Preheat the oven (fan forced) to 160°C
Place the almond meal and eggs into a medium sized mixing bowl and mix well making sure the egg is fully incorporated. (I just used a spoon)
Shake the room temp tin of coconut cream before opening it to make sure the contents is combined then add to the mixing bowl
Add the rest of the ingredients for the cake and mix everything together.
Grease a round cake tin with some butter.
Pour the cake mixture into the cake tin and bake for an hour.
Leave to cool slightly before turning it out of the tin onto a wire rack to cool completely.
Remove the stalks and the pips from the cherries.
Place the cherries in a small saucepan on a low heat.
Add the water, maple syrup and vanilla paste,
Stir often, making sure the cherries don't burn or stick.
As the cherries start to break down, gently mash them with a potato masher or fork, while still on the heat.
Allow the cherries to cook down for half an hour.
Once they are nice and soft and have been easily mashed, remove them from the heat and add the chia seeds. This will thicken up the mixture as they absorb the moisture.
Shake the cold coconut cream tin before opening it to make sure the contents is combined.

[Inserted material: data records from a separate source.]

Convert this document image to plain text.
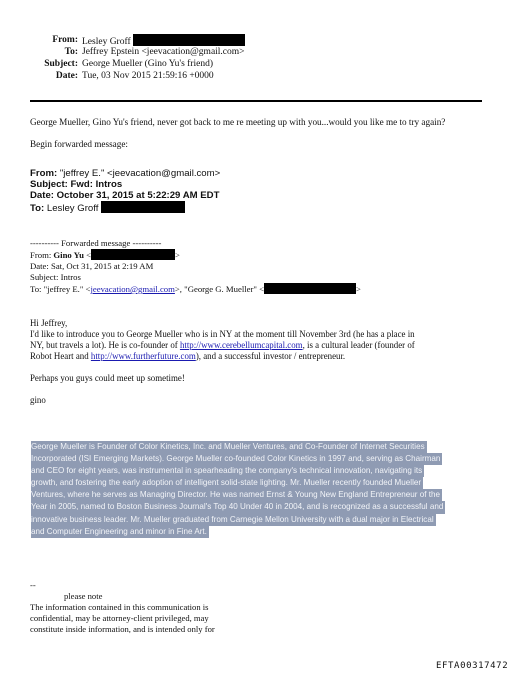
From: Lesley Groff
To: Jeffrey Epstein <jeevacation@gmail.com>
Subject: George Mueller (Gino Yu's friend)
Date: Tue, 03 Nov 2015 21:59:16 +0000
George Mueller, Gino Yu's friend, never got back to me re meeting up with you...would you like me to try again?
Begin forwarded message:
From: "jeffrey E." <jeevacation@gmail.com>
Subject: Fwd: Intros
Date: October 31, 2015 at 5:22:29 AM EDT
To: Lesley Groff
---------- Forwarded message ----------
From: Gino Yu <	>
Date: Sat, Oct 31, 2015 at 2:19 AM
Subject: Intros
To: "jeffrey E." <jeevacation@gmail.com>, "George G. Mueller" <	>
Hi Jeffrey,
I'd like to introduce you to George Mueller who is in NY at the moment till November 3rd (he has a place in
NY, but travels a lot). He is co-founder of http://www.cerebellumcapital.com, is a cultural leader (founder of
Robot Heart and http://www.furtherfuture.com), and a successful investor / entrepreneur.
Perhaps you guys could meet up sometime!
gino
George Mueller is Founder of Color Kinetics, Inc. and Mueller Ventures, and Co-Founder of Internet Securities
Incorporated (ISI Emerging Markets). George Mueller co-founded Color Kinetics in 1997 and, serving as Chairman
and CEO for eight years, was instrumental in spearheading the company's technical innovation, navigating its
growth, and fostering the early adoption of intelligent solid-state lighting. Mr. Mueller recently founded Mueller
Ventures, where he serves as Managing Director. He was named Ernst & Young New England Entrepreneur of the
Year in 2005, named to Boston Business Journal's Top 40 Under 40 in 2004, and is recognized as a successful and
innovative business leader. Mr. Mueller graduated from Carnegie Mellon University with a dual major in Electrical
and Computer Engineering and minor in Fine Art.
--
please note
The information contained in this communication is
confidential, may be attorney-client privileged, may
constitute inside information, and is intended only for
EFTA00317472
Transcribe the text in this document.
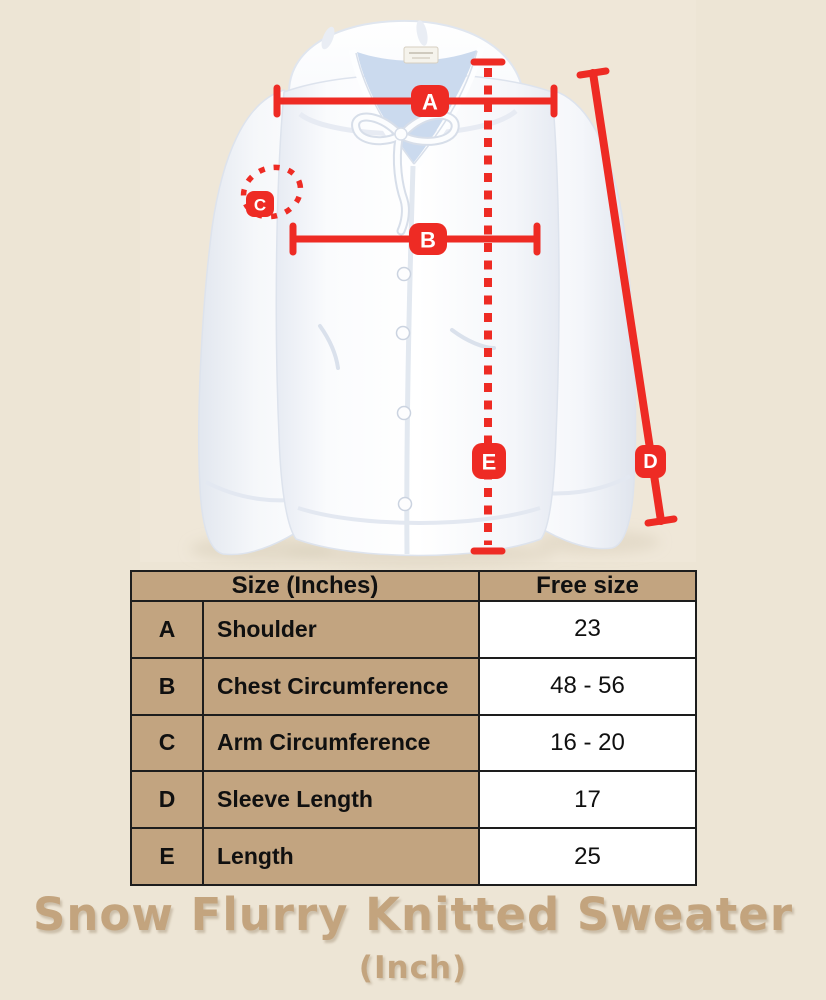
A
B
C
D
E
Size (Inches)		Free size
A	Shoulder	23
B	Chest Circumference	48 - 56
C	Arm Circumference	16 - 20
D	Sleeve Length	17
E	Length	25
Snow Flurry Knitted Sweater
(Inch)
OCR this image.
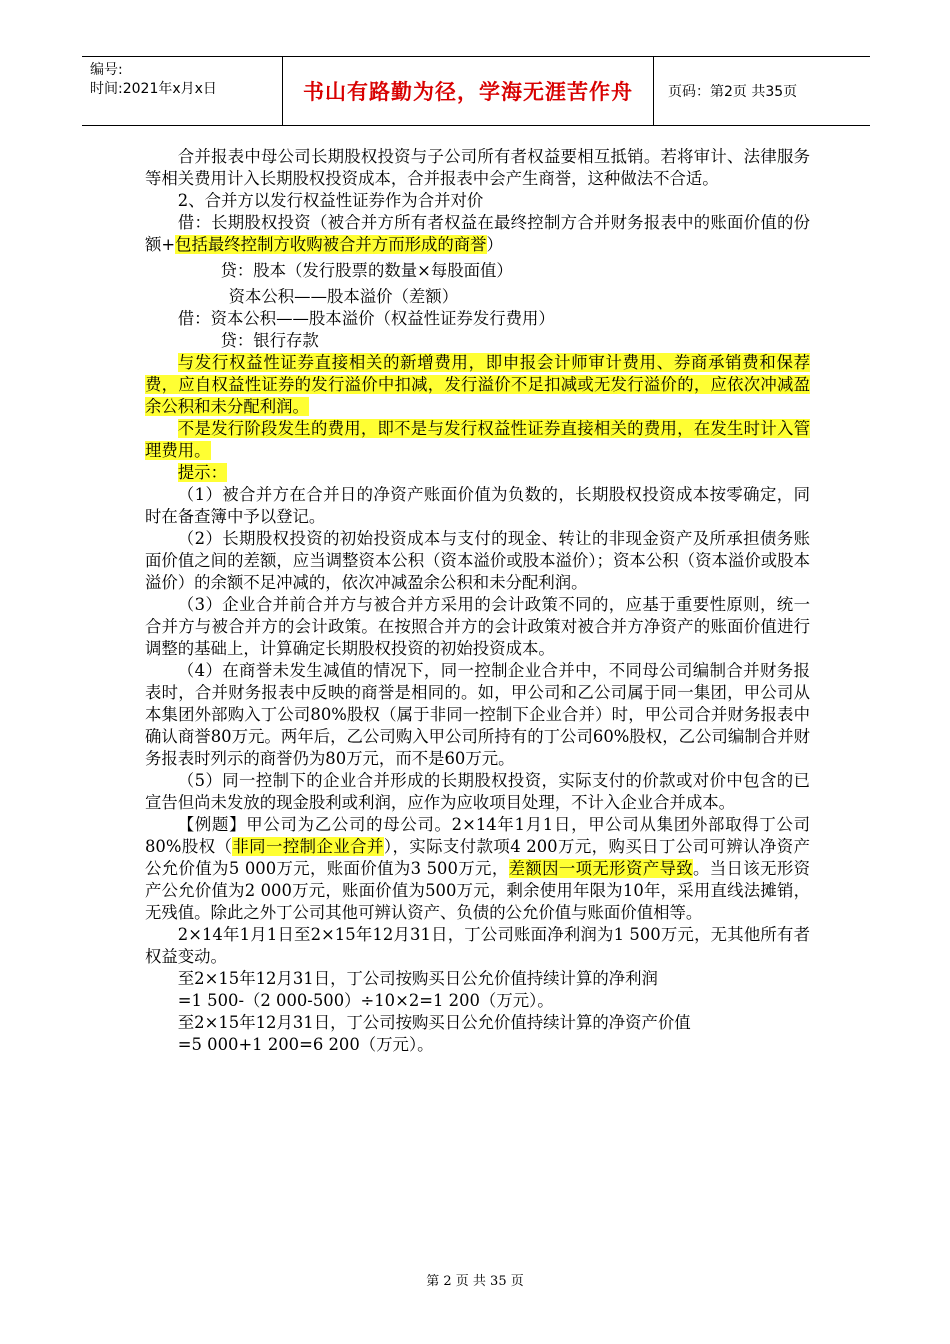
编号:
时间:2021年x月x日	书山有路勤为径，学海无涯苦作舟	页码：第2页 共35页

合并报表中母公司长期股权投资与子公司所有者权益要相互抵销。若将审计、法律服务等相关费用计入长期股权投资成本，合并报表中会产生商誉，这种做法不合适。

2、合并方以发行权益性证券作为合并对价

借：长期股权投资（被合并方所有者权益在最终控制方合并财务报表中的账面价值的份额+包括最终控制方收购被合并方而形成的商誉）

贷：股本（发行股票的数量×每股面值）

资本公积——股本溢价（差额）

借：资本公积——股本溢价（权益性证券发行费用）

贷：银行存款

与发行权益性证券直接相关的新增费用，即申报会计师审计费用、券商承销费和保荐费，应自权益性证券的发行溢价中扣减，发行溢价不足扣减或无发行溢价的，应依次冲减盈余公积和未分配利润。

不是发行阶段发生的费用，即不是与发行权益性证券直接相关的费用，在发生时计入管理费用。

提示：

（1）被合并方在合并日的净资产账面价值为负数的，长期股权投资成本按零确定，同时在备查簿中予以登记。

（2）长期股权投资的初始投资成本与支付的现金、转让的非现金资产及所承担债务账面价值之间的差额，应当调整资本公积（资本溢价或股本溢价）；资本公积（资本溢价或股本溢价）的余额不足冲减的，依次冲减盈余公积和未分配利润。

（3）企业合并前合并方与被合并方采用的会计政策不同的，应基于重要性原则，统一合并方与被合并方的会计政策。在按照合并方的会计政策对被合并方净资产的账面价值进行调整的基础上，计算确定长期股权投资的初始投资成本。

（4）在商誉未发生减值的情况下，同一控制企业合并中，不同母公司编制合并财务报表时，合并财务报表中反映的商誉是相同的。如，甲公司和乙公司属于同一集团，甲公司从本集团外部购入丁公司80%股权（属于非同一控制下企业合并）时，甲公司合并财务报表中确认商誉80万元。两年后，乙公司购入甲公司所持有的丁公司60%股权，乙公司编制合并财务报表时列示的商誉仍为80万元，而不是60万元。

（5）同一控制下的企业合并形成的长期股权投资，实际支付的价款或对价中包含的已宣告但尚未发放的现金股利或利润，应作为应收项目处理，不计入企业合并成本。

【例题】甲公司为乙公司的母公司。2×14年1月1日，甲公司从集团外部取得丁公司80%股权（非同一控制企业合并），实际支付款项4 200万元，购买日丁公司可辨认净资产公允价值为5 000万元，账面价值为3 500万元，差额因一项无形资产导致。当日该无形资产公允价值为2 000万元，账面价值为500万元，剩余使用年限为10年，采用直线法摊销，无残值。除此之外丁公司其他可辨认资产、负债的公允价值与账面价值相等。

2×14年1月1日至2×15年12月31日，丁公司账面净利润为1 500万元，无其他所有者权益变动。

至2×15年12月31日，丁公司按购买日公允价值持续计算的净利润

=1 500-（2 000-500）÷10×2=1 200（万元）。

至2×15年12月31日，丁公司按购买日公允价值持续计算的净资产价值

=5 000+1 200=6 200（万元）。

第 2 页 共 35 页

Pour the coconut cream into a medium sized mixing bowl and use a beater to 'whip' it up. It should become slightly thicker and more formed after a couple of minutes.
Make sure the cherry mixture has completely cooled before adding half of it into the whipped coconut cream and fold it through.
Once the cake has also completely cooled, put all the coconut cream 'icing' on top of the cake and spread it out evenly.
Add the remaining cherry mixture to the middle of the coconut cream and swirl through evenly (I used a knife).
Cut into 8 or 16 pieces and enjoy.
Store in an air tight container in the fridge and eat within 3 days.
Total fat content: approximately 313.8g of fat.
16 serves at approximately 19.6g of fat per serve or 8 serves at approximately 39.2g of fat per serve.